VwGH: Wiedereinsetzung - Gebietskörperschaft und Organisationsverschulden

Die Büroorganisation von Gebietskörperschaften muss hinsichtlich der Einhaltung von Terminen und Fristen in gleicher Weise wie eine Rechtsanwaltskanzlei Mindesterfordernisse einer sorgfältigen Organisation erfüllen; für die richtige Beachtung der Rechtsmittelfrist ist grundsätzlich immer der Anwalt (bzw hier der rechtskundige Sachbearbeiter) selbst verantwortlich

20. 05. 2011
Gesetze: § 46 Abs 1 VwGG, § 71 AVG
Schlagworte: Wiedereinsetzung, Frist, Gebietskörperschaften, Büroorganisation, Organisationsverschulden, rechtskundiger Sachbearbeiter, minderer Grad des Versehens

GZ 2008/08/0198, 20.10.2010
Der Landeshauptmann von Tirol hatte mit Bescheid vom 29. April 2008 einem Einspruch der mitbeteiligten Partei gegen den Bescheid der bf Gebietskrankenkasse vom 9. August 2007, mit dem festgestellt worden war, dass Herr L vom 1. April 2002 bis 31. Dezember 2006 bei der mitbeteiligten Partei sozialversicherungspflichtig beschäftigt war, Folge gegeben und den Bescheid der bf Gebietskrankenkasse (ersatzlos) behoben. Dieser Bescheid des Landeshauptmannes wurde der bf Gebietskrankenkasse am 5. Mai 2008 zugestellt.
VwGH: Die Büroorganisation von Gebietskörperschaften muss hinsichtlich der Einhaltung von Terminen und Fristen in gleicher Weise wie eine Rechtsanwaltskanzlei Mindesterfordernisse einer sorgfältigen Organisation erfüllen. Dazu gehört insbesondere, dass die richtige Vormerkung von Terminen und damit die fristgerechte Wahrnehmung von Prozesshandlungen sichergestellt ist und Unzulänglichkeiten infolge menschlichen Versagens durch entsprechende Kontrollen auszuschließen sind. Gleiches gilt auch für die Träger der Sozialversicherung wie die hier bf Gebietskrankenkasse.
Für die richtige Beachtung der Rechtsmittelfrist ist grundsätzlich immer der Anwalt (bzw hier der rechtskundige Sachbearbeiter) selbst verantwortlich. Er selbst hat die Frist festzusetzen, ihre Vormerkung anzuordnen sowie die richtige Eintragung im Kalender im Rahmen seiner Aufsichtspflicht zu überwachen.
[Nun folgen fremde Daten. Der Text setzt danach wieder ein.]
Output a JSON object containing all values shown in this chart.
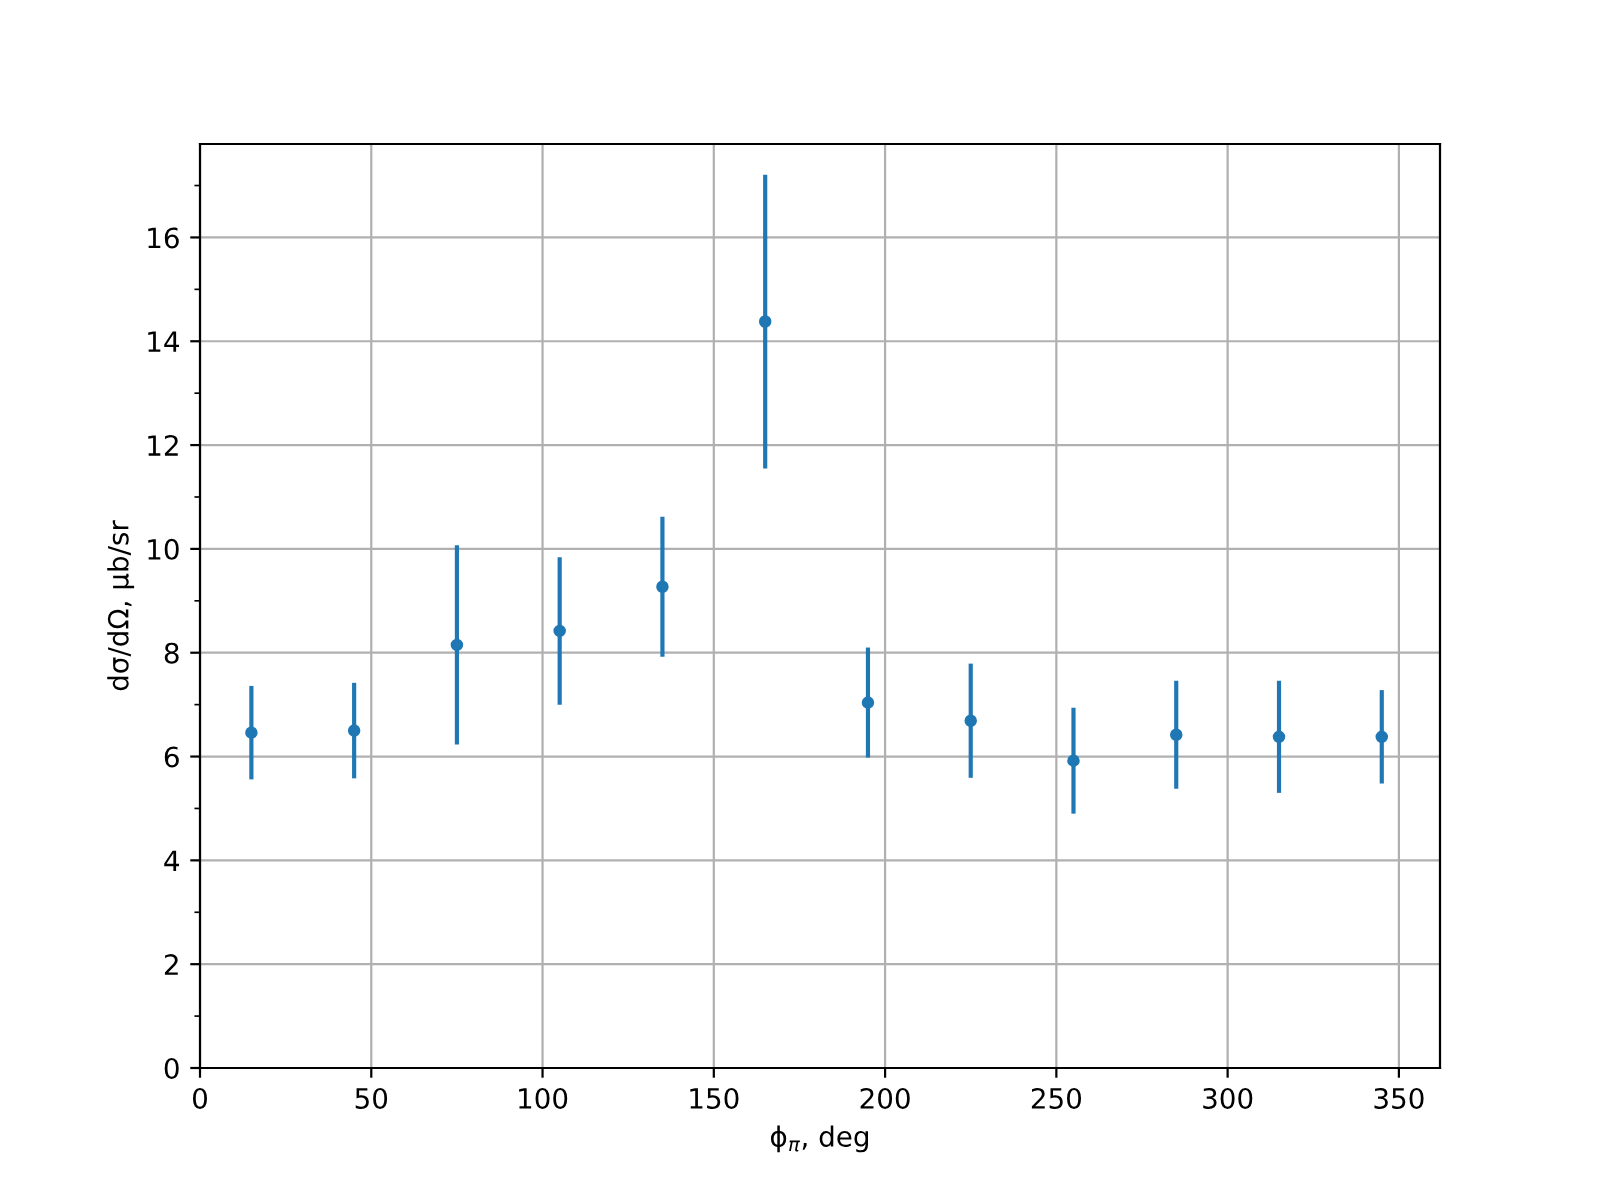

Generell unterliegt dabei das Zustelldatum einer besonderen Prüfpflicht, weil es für das Ende von Fristen in Bezug auf die Erhebung von Rechtsmitteln von ausschlaggebender Bedeutung ist.
Laut Vorbringen der bf Gebietskrankenkasse (im Antrag auf Wiedereinsetzung) werden bei ihr einlangende Postsendungen, die Fristen auslösen, "üblicherweise" mit einem Stempel von der Poststelle versehen. Weiters werden diese Sendungen bei Einlangen in der Fachabteilung mit dem Eingangsstempel der Fachabteilung versehen.
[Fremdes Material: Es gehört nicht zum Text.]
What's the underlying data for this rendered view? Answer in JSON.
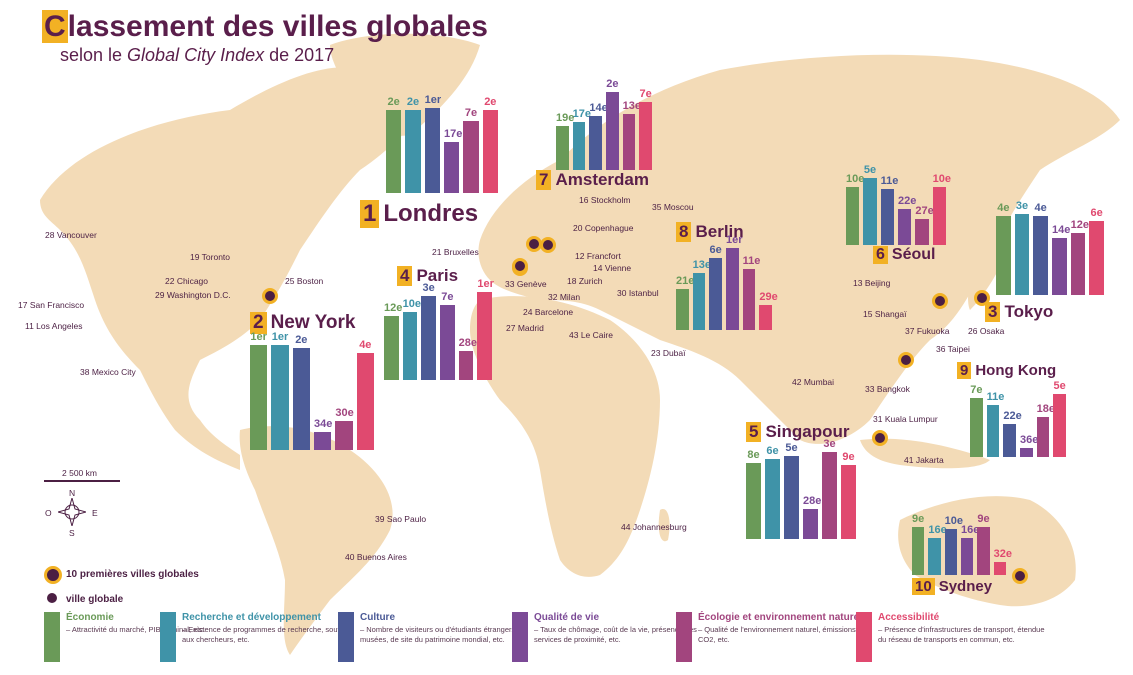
{
  "title": {
    "cap": "C",
    "rest": "lassement des villes globales"
  },
  "subtitle": {
    "pre": "selon le ",
    "italic": "Global City Index",
    "post": " de 2017"
  },
  "colors": {
    "land": "#f3dbb7",
    "sea": "#ffffff",
    "economy": "#6a9a58",
    "research": "#3f93a8",
    "culture": "#4b5a96",
    "quality": "#7b4a96",
    "ecology": "#a2457e",
    "access": "#e0496f",
    "highlight": "#f2b124",
    "dot": "#4b1f43"
  },
  "top_cities": [
    {
      "rank": "1",
      "name": "Londres",
      "ranks": [
        "2e",
        "2e",
        "1er",
        "17e",
        "7e",
        "2e"
      ]
    },
    {
      "rank": "2",
      "name": "New York",
      "ranks": [
        "1er",
        "1er",
        "2e",
        "34e",
        "30e",
        "4e"
      ]
    },
    {
      "rank": "3",
      "name": "Tokyo",
      "ranks": [
        "4e",
        "3e",
        "4e",
        "14e",
        "12e",
        "6e"
      ]
    },
    {
      "rank": "4",
      "name": "Paris",
      "ranks": [
        "12e",
        "10e",
        "3e",
        "7e",
        "28e",
        "1er"
      ]
    },
    {
      "rank": "5",
      "name": "Singapour",
      "ranks": [
        "8e",
        "6e",
        "5e",
        "28e",
        "3e",
        "9e"
      ]
    },
    {
      "rank": "6",
      "name": "Séoul",
      "ranks": [
        "10e",
        "5e",
        "11e",
        "22e",
        "27e",
        "10e"
      ]
    },
    {
      "rank": "7",
      "name": "Amsterdam",
      "ranks": [
        "19e",
        "17e",
        "14e",
        "2e",
        "13e",
        "7e"
      ]
    },
    {
      "rank": "8",
      "name": "Berlin",
      "ranks": [
        "21e",
        "13e",
        "6e",
        "1er",
        "11e",
        "29e"
      ]
    },
    {
      "rank": "9",
      "name": "Hong Kong",
      "ranks": [
        "7e",
        "11e",
        "22e",
        "36e",
        "18e",
        "5e"
      ]
    },
    {
      "rank": "10",
      "name": "Sydney",
      "ranks": [
        "9e",
        "16e",
        "10e",
        "16e",
        "9e",
        "32e"
      ]
    }
  ],
  "other_cities": [
    "28 Vancouver",
    "19 Toronto",
    "22 Chicago",
    "25 Boston",
    "29 Washington D.C.",
    "17 San Francisco",
    "11 Los Angeles",
    "38 Mexico City",
    "39 Sao Paulo",
    "40 Buenos Aires",
    "21 Bruxelles",
    "16 Stockholm",
    "20 Copenhague",
    "35 Moscou",
    "12 Francfort",
    "14 Vienne",
    "18 Zurich",
    "33 Genève",
    "32 Milan",
    "30 Istanbul",
    "24 Barcelone",
    "27 Madrid",
    "43 Le Caire",
    "23 Dubaï",
    "44 Johannesburg",
    "42 Mumbai",
    "33 Bangkok",
    "31 Kuala Lumpur",
    "41 Jakarta",
    "13 Beijing",
    "15 Shangaï",
    "37 Fukuoka",
    "26 Osaka",
    "36 Taipei"
  ],
  "scale": "2 500 km",
  "compass": {
    "n": "N",
    "s": "S",
    "e": "E",
    "o": "O"
  },
  "key": {
    "top10": "10 premières villes globales",
    "global": "ville globale"
  },
  "legend": [
    {
      "title": "Économie",
      "desc": " – Attractivité du marché, PIB nominal, etc."
    },
    {
      "title": "Recherche et développement",
      "desc": " – Existence de programmes de recherche, soutien aux chercheurs, etc."
    },
    {
      "title": "Culture",
      "desc": " – Nombre de visiteurs ou d'étudiants étrangers, de musées, de site du patrimoine mondial, etc."
    },
    {
      "title": "Qualité de vie",
      "desc": " – Taux de chômage, coût de la vie, présence des services de proximité, etc."
    },
    {
      "title": "Écologie et environnement naturel",
      "desc": " – Qualité de l'environnement naturel, émissions de CO2, etc."
    },
    {
      "title": "Accessibilité",
      "desc": " – Présence d'infrastructures de transport, étendue du réseau de transports en commun, etc."
    }
  ]
}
Selbst wenn - so das Vorbringen in der Beschwerde - bei der bf Gebietskrankenkasse ein "standardisierte(s) und ... weisungsgemäß vorgegebene(s) Prozedere" in der Weise bestehen sollte, dass in der Poststelle das Poststück mit einem Eingangsstempel versehen wird (jedenfalls bei Zustellung an die bf Gebietskrankenkasse mittels Rückscheins), so wäre vom rechtskundigen Sachbearbeiter bei der Vormerkung einer Frist ausschließlich von diesem Posteingangsdatum und nicht vom Eingangsdatum in der Fachabteilung auszugehen (selbst wenn diese Daten "üblicherweise" übereinstimmen sollten). Bei einer Abweichung von diesem standardisierten und weisungsgemäß vorgegebenen Vorgehen, wenn also - wie hier - in der Poststelle aus welchen Gründen auch immer kein Eingangsdatum vermerkt wurde, wäre daher vom rechtskundigen Sachbearbeiter das Eingangsdatum zu erheben gewesen, etwa durch Nachfrage bei der bescheiderlassenden Behörde. Die Berechnung der Frist ausgehend nur vom Eingangsdatum in der Fachabteilung bei erkennbar weisungswidrigem Verhalten der Posteingangsstelle überschreitet den minderen Grad des Versehens.